LA LOUE, UN LABORATOIRE À L’ECHELLE DE L’EUROPE ?

Toutes ces études, tant attendues par les élus et les défenseurs des rivières vont s’échelonner encore pendant plusieurs années mais fin juin, un premier diagnostic devrait être établi par Eric Vindimian, l’expert du ministère de l’environnement. Les priorités d’actions devront être établies.

Mais, déjà, les pratiques agricoles sont entrain d’évoluer. Un retour vers l’agronomie, une meilleure connaissance des sols est en marche. Cette prise de conscience semble  portée par les responsables syndicaux agricoles de la vallée de la Loue. A eux de convaincre leur base.

Le Conseil économique, social et environnemental vient justement de voter un avis à propos. Le CESE recommande l’intensification de la recherche en agroécologie plutôt que d’avoir un recours massif aux intrants comme les pesticides ou les engrais qui  comme l’explique mon confrère du Monde, Stéphane Foucart, en altèrent le capital et les fonctions biologiques. « L’agroécologie, poursuit-il,  sont les pratiques visant à tirer parti du capital naturel des écosystèmes (gestion de l’eau, reboisement, lutte contre l’érosion ou utilisation de la biodiversité) « . « Le CESE, relate Stéphane Foucart, met l’accent sur la capacité des sols à stocker de la matière organique (donc du carbone) et d’atténuer ainsi le changement climatique en cours ». Le ministère de l’Agriculture vient d’annoncer un programme international de recherche visant à accroître la quantité de carbone stockés dans les sols. « L’idée est de peser sur les négociations climatiques en cours pour permettre la prise en compte de l’agriculture et la gestion des sols dans l’effort de lutte contre le réchauffement » précise Stéphane Foucart. Les sols viendraient ainsi au secours du réchauffement climatique, un des facteurs aggravant de la santé des rivières. Une double raison d’agir en faveur de l’agroécologie.

Les enjeux dépassent la simple préservation du bassin versant de la Loue. Tout ce qui est entrepris, étudié ici peut être utile ailleurs. La spécificité  karstique de la Loue la rend à la fois vulnérable et précieuse. Les résultats des recherches scientifiques pourront servir à d’autres bassins versants européens. Une forme de « consolation » pour tout ceux qui aimeraient que des actions soient entreprises plus rapidement.
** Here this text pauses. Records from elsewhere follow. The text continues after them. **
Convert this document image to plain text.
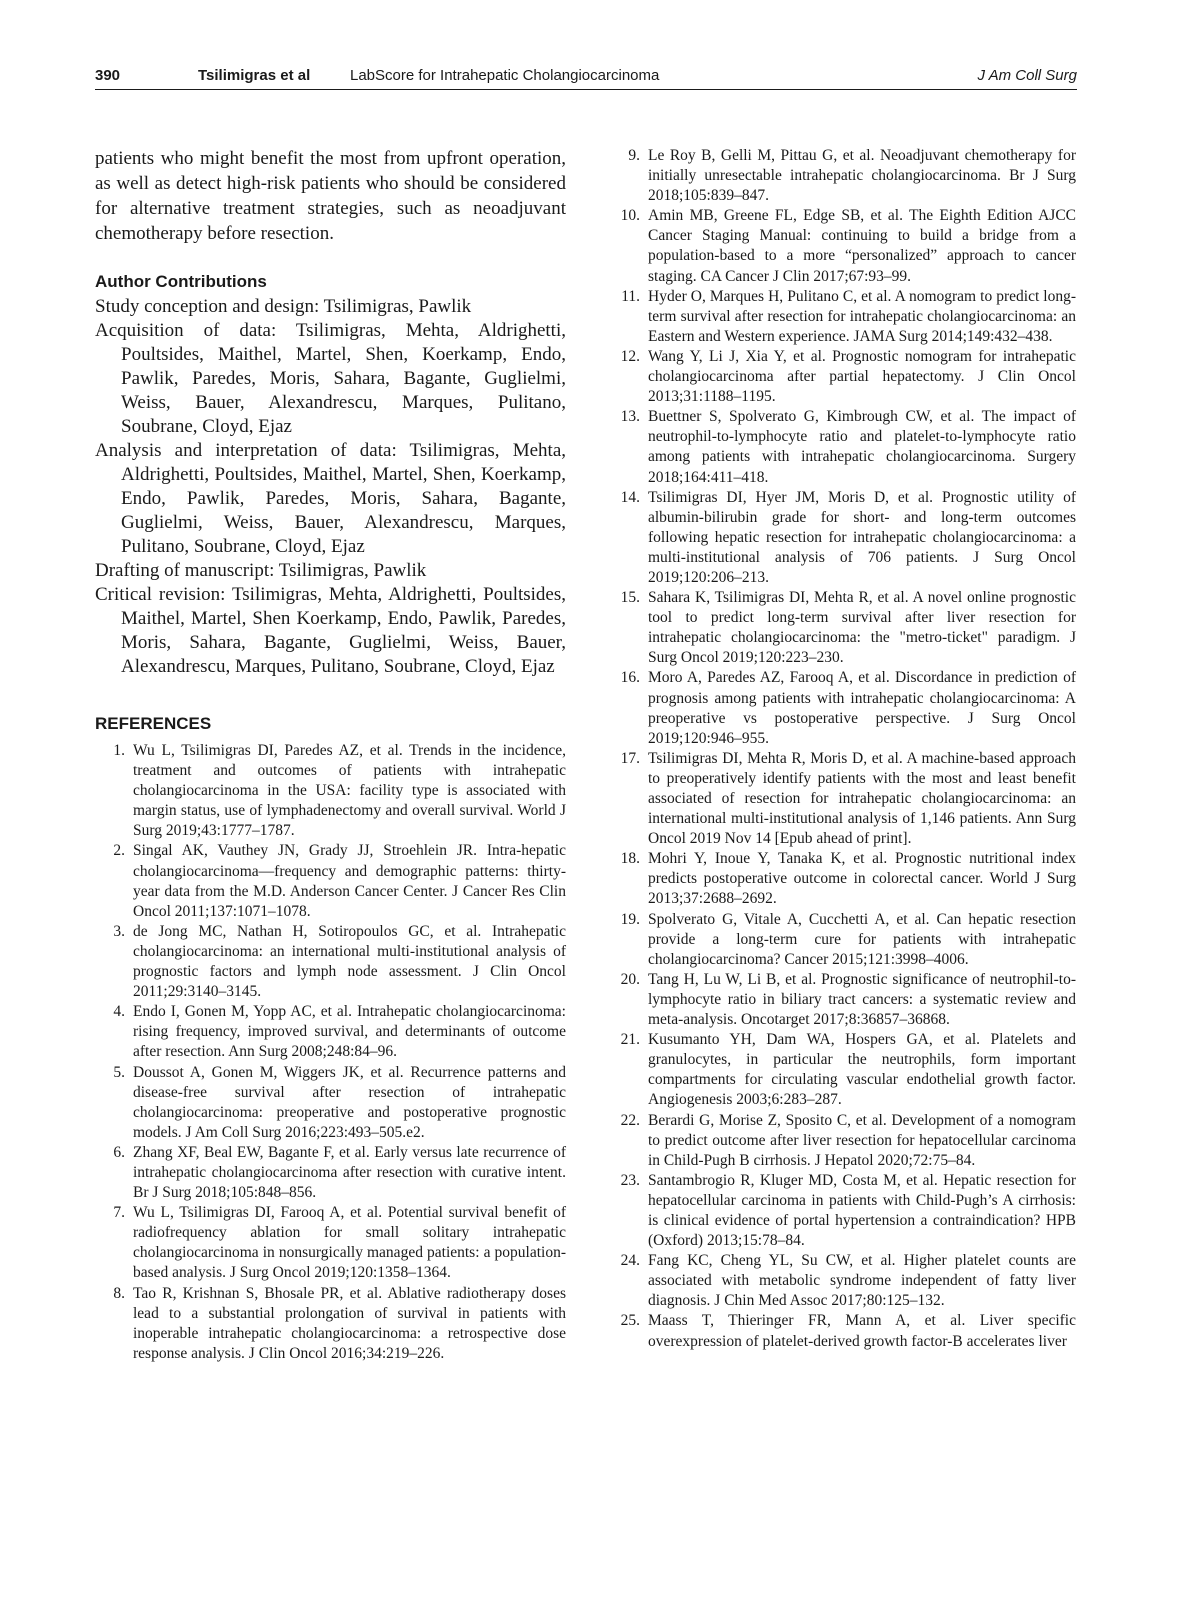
390	Tsilimigras et al	LabScore for Intrahepatic Cholangiocarcinoma	J Am Coll Surg

patients who might benefit the most from upfront operation, as well as detect high-risk patients who should be considered for alternative treatment strategies, such as neoadjuvant chemotherapy before resection.

Author Contributions
Study conception and design: Tsilimigras, Pawlik
Acquisition of data: Tsilimigras, Mehta, Aldrighetti, Poultsides, Maithel, Martel, Shen, Koerkamp, Endo, Pawlik, Paredes, Moris, Sahara, Bagante, Guglielmi, Weiss, Bauer, Alexandrescu, Marques, Pulitano, Soubrane, Cloyd, Ejaz
Analysis and interpretation of data: Tsilimigras, Mehta, Aldrighetti, Poultsides, Maithel, Martel, Shen, Koerkamp, Endo, Pawlik, Paredes, Moris, Sahara, Bagante, Guglielmi, Weiss, Bauer, Alexandrescu, Marques, Pulitano, Soubrane, Cloyd, Ejaz
Drafting of manuscript: Tsilimigras, Pawlik
Critical revision: Tsilimigras, Mehta, Aldrighetti, Poultsides, Maithel, Martel, Shen Koerkamp, Endo, Pawlik, Paredes, Moris, Sahara, Bagante, Guglielmi, Weiss, Bauer, Alexandrescu, Marques, Pulitano, Soubrane, Cloyd, Ejaz
REFERENCES
1. Wu L, Tsilimigras DI, Paredes AZ, et al. Trends in the incidence, treatment and outcomes of patients with intrahepatic cholangiocarcinoma in the USA: facility type is associated with margin status, use of lymphadenectomy and overall survival. World J Surg 2019;43:1777–1787.
2. Singal AK, Vauthey JN, Grady JJ, Stroehlein JR. Intra-hepatic cholangiocarcinoma—frequency and demographic patterns: thirty-year data from the M.D. Anderson Cancer Center. J Cancer Res Clin Oncol 2011;137:1071–1078.
3. de Jong MC, Nathan H, Sotiropoulos GC, et al. Intrahepatic cholangiocarcinoma: an international multi-institutional analysis of prognostic factors and lymph node assessment. J Clin Oncol 2011;29:3140–3145.
4. Endo I, Gonen M, Yopp AC, et al. Intrahepatic cholangiocarcinoma: rising frequency, improved survival, and determinants of outcome after resection. Ann Surg 2008;248:84–96.
5. Doussot A, Gonen M, Wiggers JK, et al. Recurrence patterns and disease-free survival after resection of intrahepatic cholangiocarcinoma: preoperative and postoperative prognostic models. J Am Coll Surg 2016;223:493–505.e2.
6. Zhang XF, Beal EW, Bagante F, et al. Early versus late recurrence of intrahepatic cholangiocarcinoma after resection with curative intent. Br J Surg 2018;105:848–856.
7. Wu L, Tsilimigras DI, Farooq A, et al. Potential survival benefit of radiofrequency ablation for small solitary intrahepatic cholangiocarcinoma in nonsurgically managed patients: a population-based analysis. J Surg Oncol 2019;120:1358–1364.
8. Tao R, Krishnan S, Bhosale PR, et al. Ablative radiotherapy doses lead to a substantial prolongation of survival in patients with inoperable intrahepatic cholangiocarcinoma: a retrospective dose response analysis. J Clin Oncol 2016;34:219–226.
9. Le Roy B, Gelli M, Pittau G, et al. Neoadjuvant chemotherapy for initially unresectable intrahepatic cholangiocarcinoma. Br J Surg 2018;105:839–847.
10. Amin MB, Greene FL, Edge SB, et al. The Eighth Edition AJCC Cancer Staging Manual: continuing to build a bridge from a population-based to a more “personalized” approach to cancer staging. CA Cancer J Clin 2017;67:93–99.
11. Hyder O, Marques H, Pulitano C, et al. A nomogram to predict long-term survival after resection for intrahepatic cholangiocarcinoma: an Eastern and Western experience. JAMA Surg 2014;149:432–438.
12. Wang Y, Li J, Xia Y, et al. Prognostic nomogram for intrahepatic cholangiocarcinoma after partial hepatectomy. J Clin Oncol 2013;31:1188–1195.
13. Buettner S, Spolverato G, Kimbrough CW, et al. The impact of neutrophil-to-lymphocyte ratio and platelet-to-lymphocyte ratio among patients with intrahepatic cholangiocarcinoma. Surgery 2018;164:411–418.
14. Tsilimigras DI, Hyer JM, Moris D, et al. Prognostic utility of albumin-bilirubin grade for short- and long-term outcomes following hepatic resection for intrahepatic cholangiocarcinoma: a multi-institutional analysis of 706 patients. J Surg Oncol 2019;120:206–213.
15. Sahara K, Tsilimigras DI, Mehta R, et al. A novel online prognostic tool to predict long-term survival after liver resection for intrahepatic cholangiocarcinoma: the "metro-ticket" paradigm. J Surg Oncol 2019;120:223–230.
16. Moro A, Paredes AZ, Farooq A, et al. Discordance in prediction of prognosis among patients with intrahepatic cholangiocarcinoma: A preoperative vs postoperative perspective. J Surg Oncol 2019;120:946–955.
17. Tsilimigras DI, Mehta R, Moris D, et al. A machine-based approach to preoperatively identify patients with the most and least benefit associated of resection for intrahepatic cholangiocarcinoma: an international multi-institutional analysis of 1,146 patients. Ann Surg Oncol 2019 Nov 14 [Epub ahead of print].
18. Mohri Y, Inoue Y, Tanaka K, et al. Prognostic nutritional index predicts postoperative outcome in colorectal cancer. World J Surg 2013;37:2688–2692.
19. Spolverato G, Vitale A, Cucchetti A, et al. Can hepatic resection provide a long-term cure for patients with intrahepatic cholangiocarcinoma? Cancer 2015;121:3998–4006.
20. Tang H, Lu W, Li B, et al. Prognostic significance of neutrophil-to-lymphocyte ratio in biliary tract cancers: a systematic review and meta-analysis. Oncotarget 2017;8:36857–36868.
21. Kusumanto YH, Dam WA, Hospers GA, et al. Platelets and granulocytes, in particular the neutrophils, form important compartments for circulating vascular endothelial growth factor. Angiogenesis 2003;6:283–287.
22. Berardi G, Morise Z, Sposito C, et al. Development of a nomogram to predict outcome after liver resection for hepatocellular carcinoma in Child-Pugh B cirrhosis. J Hepatol 2020;72:75–84.
23. Santambrogio R, Kluger MD, Costa M, et al. Hepatic resection for hepatocellular carcinoma in patients with Child-Pugh’s A cirrhosis: is clinical evidence of portal hypertension a contraindication? HPB (Oxford) 2013;15:78–84.
24. Fang KC, Cheng YL, Su CW, et al. Higher platelet counts are associated with metabolic syndrome independent of fatty liver diagnosis. J Chin Med Assoc 2017;80:125–132.
25. Maass T, Thieringer FR, Mann A, et al. Liver specific overexpression of platelet-derived growth factor-B accelerates liver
D’ici là, les Francs-comtois pourraient s’inspirer d’actions entreprises auprès d’autres rivières. Lors de ce colloque, l’exemple du basin versant de la Dordogne a été présentée. Entre 2008 et 2012, un « programme effluents fromagers » a été mis en place pour « reconquérir la qualité de l’eau d’une des retenues de ce bassin versant. Aujourd’hui, ce secteur est classé « réserve mondiale de biosphère » . Un label UNESCO  où « la prise en compte de l’environnement est perçue comme un atout et une chance ».